Neste Dia das Mães, as coisas estão um pouco diferentes do último. Tanto a Niaranjan quanto seus pais já foram vacinados e, graças ao esforço da mãe e dos avós, as pequenas Bruna e Luísa nunca contraíram nem perderam alguém mais próximo pela doença. “Tínhamos muita tranquilidade no que estávamos fazendo, porque sabíamos que era o melhor para elas e para os meus pais”, afirma Niaranjan.

Aflição

A saudade do contato diário dos filhos também foi sentida pela enfermeira Aline Batista, que também atua na rede pública de saúde. No momento em que o DF passava pela primeira onda da covid, Aline saiu de casa para trabalhar e ficou três semanas sem voltar para casa. “Foi muito doloroso esse momento. Fiquei três semanas direto no hospital, eu e outros colegas que passaram pela mesma situação. Em um momento, a gente dormiu em hotel, porque a gente não estava mais de plantão e não tinha espaço no repouso do hospital – e, como meu pai é idoso, eles ficaram juntos, meu pai e meus filhos”, explica Aline.
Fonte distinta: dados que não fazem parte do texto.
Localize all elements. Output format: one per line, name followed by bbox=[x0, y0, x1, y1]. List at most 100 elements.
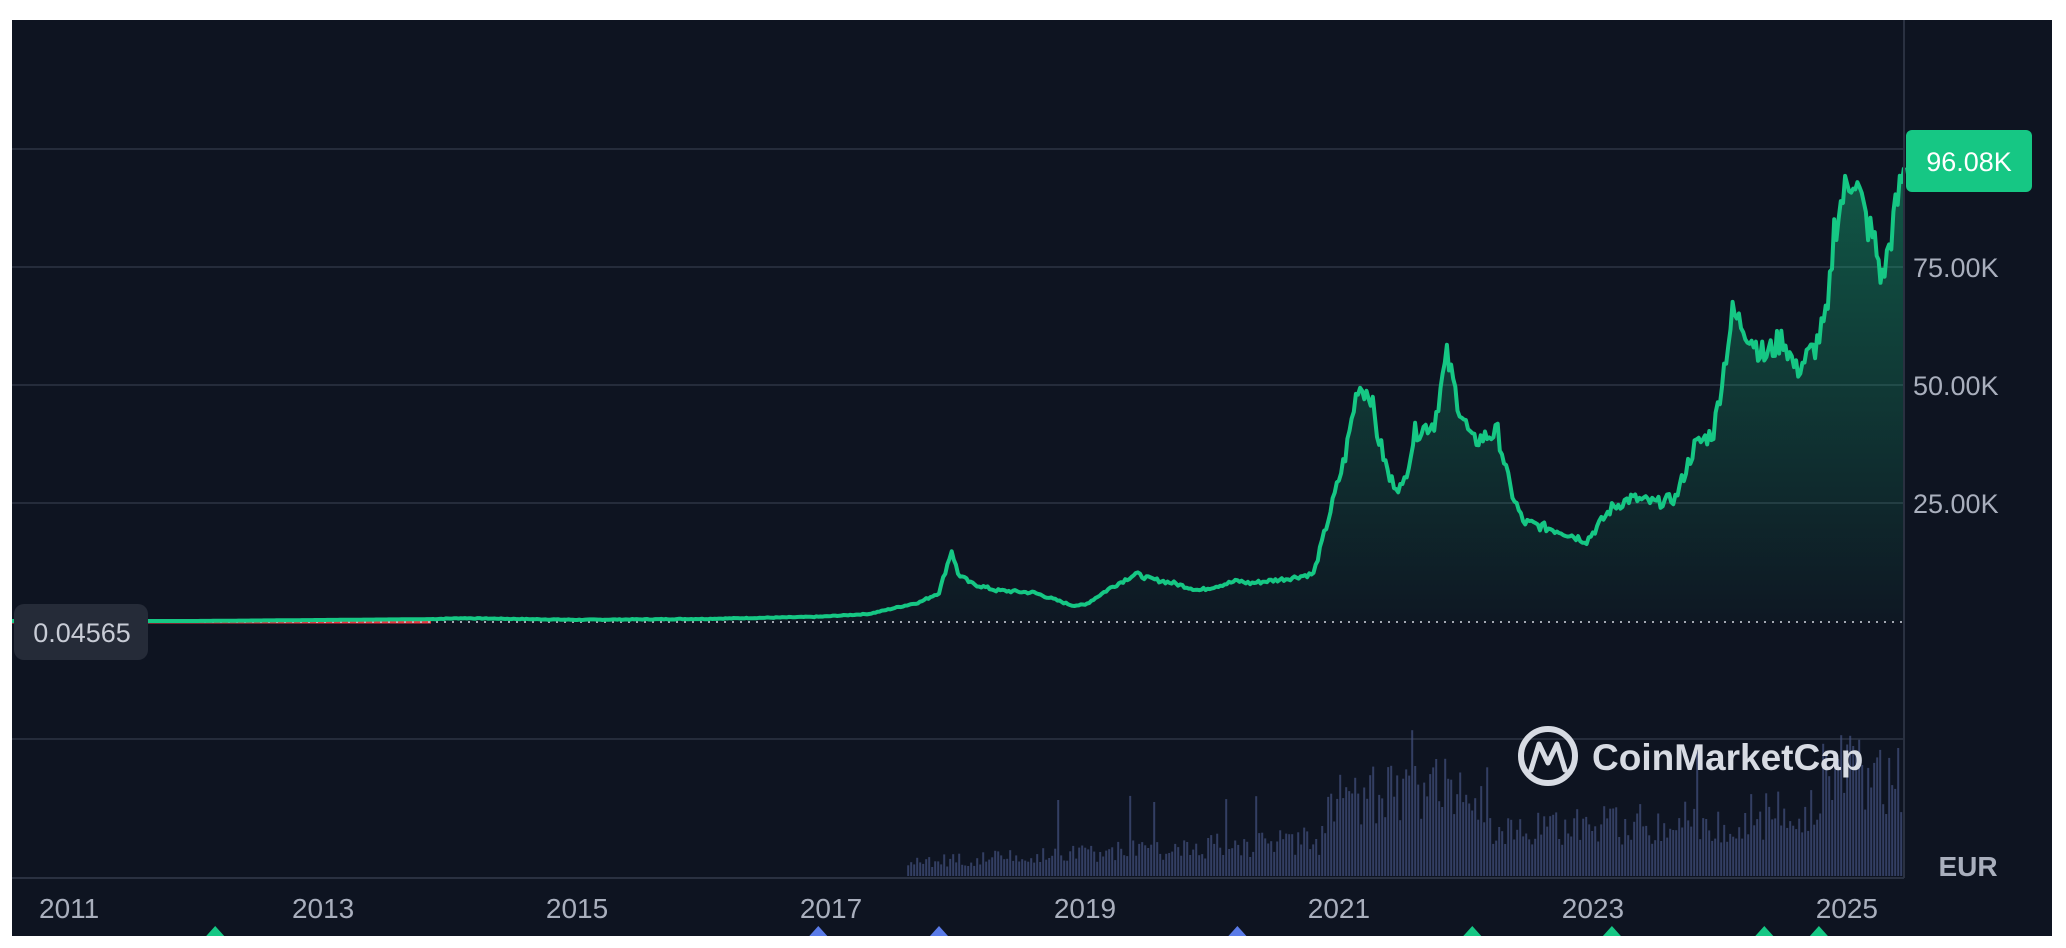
volume-bar bbox=[1237, 844, 1240, 876]
volume-bar bbox=[1195, 843, 1198, 876]
volume-bar bbox=[1690, 826, 1693, 876]
volume-bar bbox=[1843, 792, 1846, 876]
volume-bar bbox=[1039, 862, 1042, 876]
volume-bar bbox=[1552, 814, 1555, 876]
event-marker-icon[interactable] bbox=[809, 926, 828, 936]
volume-bar bbox=[1639, 804, 1642, 876]
volume-bar bbox=[1654, 840, 1657, 876]
volume-bar bbox=[1456, 794, 1459, 876]
volume-bar bbox=[1435, 759, 1438, 876]
volume-bar bbox=[1537, 812, 1540, 876]
volume-bar bbox=[1816, 819, 1819, 876]
volume-bar bbox=[1735, 838, 1738, 876]
volume-bar bbox=[1897, 748, 1900, 876]
volume-bar bbox=[1231, 848, 1234, 876]
volume-bar bbox=[1651, 843, 1654, 876]
volume-bar bbox=[1738, 827, 1741, 876]
start-price-badge-bg bbox=[14, 604, 148, 660]
event-marker-icon[interactable] bbox=[1228, 926, 1247, 936]
event-marker-icon[interactable] bbox=[930, 926, 948, 936]
volume-bar bbox=[1513, 839, 1516, 876]
volume-bar bbox=[1624, 819, 1627, 876]
volume-bar bbox=[1270, 841, 1273, 876]
volume-bar bbox=[1021, 859, 1024, 876]
volume-bar bbox=[1390, 765, 1393, 876]
volume-bar bbox=[1675, 830, 1678, 876]
event-marker-icon[interactable] bbox=[1602, 926, 1621, 936]
volume-bar bbox=[1837, 758, 1840, 876]
volume-bar bbox=[1303, 827, 1306, 876]
volume-bar bbox=[1891, 785, 1894, 876]
volume-bar bbox=[1153, 802, 1156, 876]
volume-bar bbox=[1711, 840, 1714, 876]
volume-bar bbox=[1024, 860, 1027, 876]
volume-bar bbox=[913, 864, 916, 876]
event-marker-icon[interactable] bbox=[1463, 926, 1482, 936]
volume-bar bbox=[1366, 798, 1369, 876]
volume-bar bbox=[1543, 816, 1546, 876]
volume-bar bbox=[1078, 847, 1081, 876]
volume-bar bbox=[1645, 825, 1648, 876]
x-axis: 2011 2013 2015 2017 2019 2021 2023 2025 bbox=[39, 893, 1878, 924]
volume-bar bbox=[1474, 798, 1477, 876]
volume-bar bbox=[1327, 796, 1330, 876]
volume-bar bbox=[1609, 808, 1612, 876]
volume-bar bbox=[1849, 735, 1852, 876]
volume-bar bbox=[1102, 856, 1105, 876]
volume-bar bbox=[1762, 839, 1765, 876]
volume-bar bbox=[1459, 772, 1462, 876]
volume-bar bbox=[1531, 844, 1534, 876]
volume-bar bbox=[1240, 855, 1243, 876]
event-marker-icon[interactable] bbox=[1809, 926, 1828, 936]
volume-bar bbox=[1369, 775, 1372, 876]
volume-bar bbox=[1096, 861, 1099, 876]
volume-bar bbox=[1582, 818, 1585, 876]
volume-bar bbox=[1699, 839, 1702, 876]
volume-bar bbox=[1123, 855, 1126, 876]
volume-bar bbox=[1405, 769, 1408, 876]
volume-bar bbox=[1534, 838, 1537, 876]
volume-bar bbox=[1138, 843, 1141, 876]
volume-bar bbox=[1468, 803, 1471, 876]
volume-bar bbox=[922, 863, 925, 876]
x-tick-label: 2017 bbox=[800, 893, 862, 924]
volume-bar bbox=[1777, 791, 1780, 876]
x-tick-label: 2025 bbox=[1816, 893, 1878, 924]
volume-bar bbox=[1243, 839, 1246, 876]
volume-bar bbox=[1606, 818, 1609, 876]
volume-bar bbox=[940, 864, 943, 876]
volume-bar bbox=[1729, 833, 1732, 876]
volume-bar bbox=[1564, 819, 1567, 876]
volume-bar bbox=[1186, 842, 1189, 876]
volume-bar bbox=[1108, 849, 1111, 876]
volume-bar bbox=[1315, 839, 1318, 876]
volume-bar bbox=[1339, 774, 1342, 876]
volume-bar bbox=[1495, 840, 1498, 876]
volume-bar bbox=[1885, 814, 1888, 876]
volume-bar bbox=[1603, 806, 1606, 876]
volume-bar bbox=[1672, 830, 1675, 876]
volume-bar bbox=[1429, 774, 1432, 876]
volume-bar bbox=[1222, 855, 1225, 876]
volume-bar bbox=[1810, 790, 1813, 876]
volume-bar bbox=[1357, 793, 1360, 876]
volume-bar bbox=[1345, 787, 1348, 876]
volume-bar bbox=[1900, 812, 1903, 876]
volume-bar bbox=[1447, 778, 1450, 876]
volume-bar bbox=[1648, 835, 1651, 876]
volume-bar bbox=[1492, 843, 1495, 876]
volume-bar bbox=[1093, 851, 1096, 876]
event-marker-icon[interactable] bbox=[1755, 926, 1774, 936]
event-marker-icon[interactable] bbox=[206, 926, 225, 936]
volume-bar bbox=[1378, 794, 1381, 876]
volume-bar bbox=[1273, 851, 1276, 876]
volume-bar bbox=[1198, 855, 1201, 876]
volume-bar bbox=[964, 865, 967, 876]
volume-bar bbox=[1846, 744, 1849, 876]
volume-bar bbox=[1090, 845, 1093, 876]
currency-label: EUR bbox=[1938, 851, 1997, 882]
volume-bar bbox=[1555, 812, 1558, 876]
volume-bar bbox=[1714, 838, 1717, 876]
volume-bar bbox=[1117, 841, 1120, 876]
volume-bar bbox=[1030, 858, 1033, 876]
Apesar dos cuidados recorrentes, a enfermeira também contraiu a doença e viveu momentos de aflição ao achar que poderia ter levado o vírus para casa.

“Eu contraí a  covid em julho de 2020. Em um momento em que eu já tinha tido contato com os meus filhos, foi quando eu desenvolvi os sintomas. Foi muito assustador. Graças a Deus eles não contraíram, mas justamente por isso, por esse distanciamento.  Foi muito difícil não poder abraçar os meus filhos, não poder ter aquele contato intenso que a gente tem. A gente se privou de tudo isso”, explica emocionada.

Neste domingo, Aline já está vacinada e os filhos Levi, Daniela e João podem estar reunidos celebrando mais um Dia das Mães, com esperança de que os dias de isolamento tenham ficado para trás.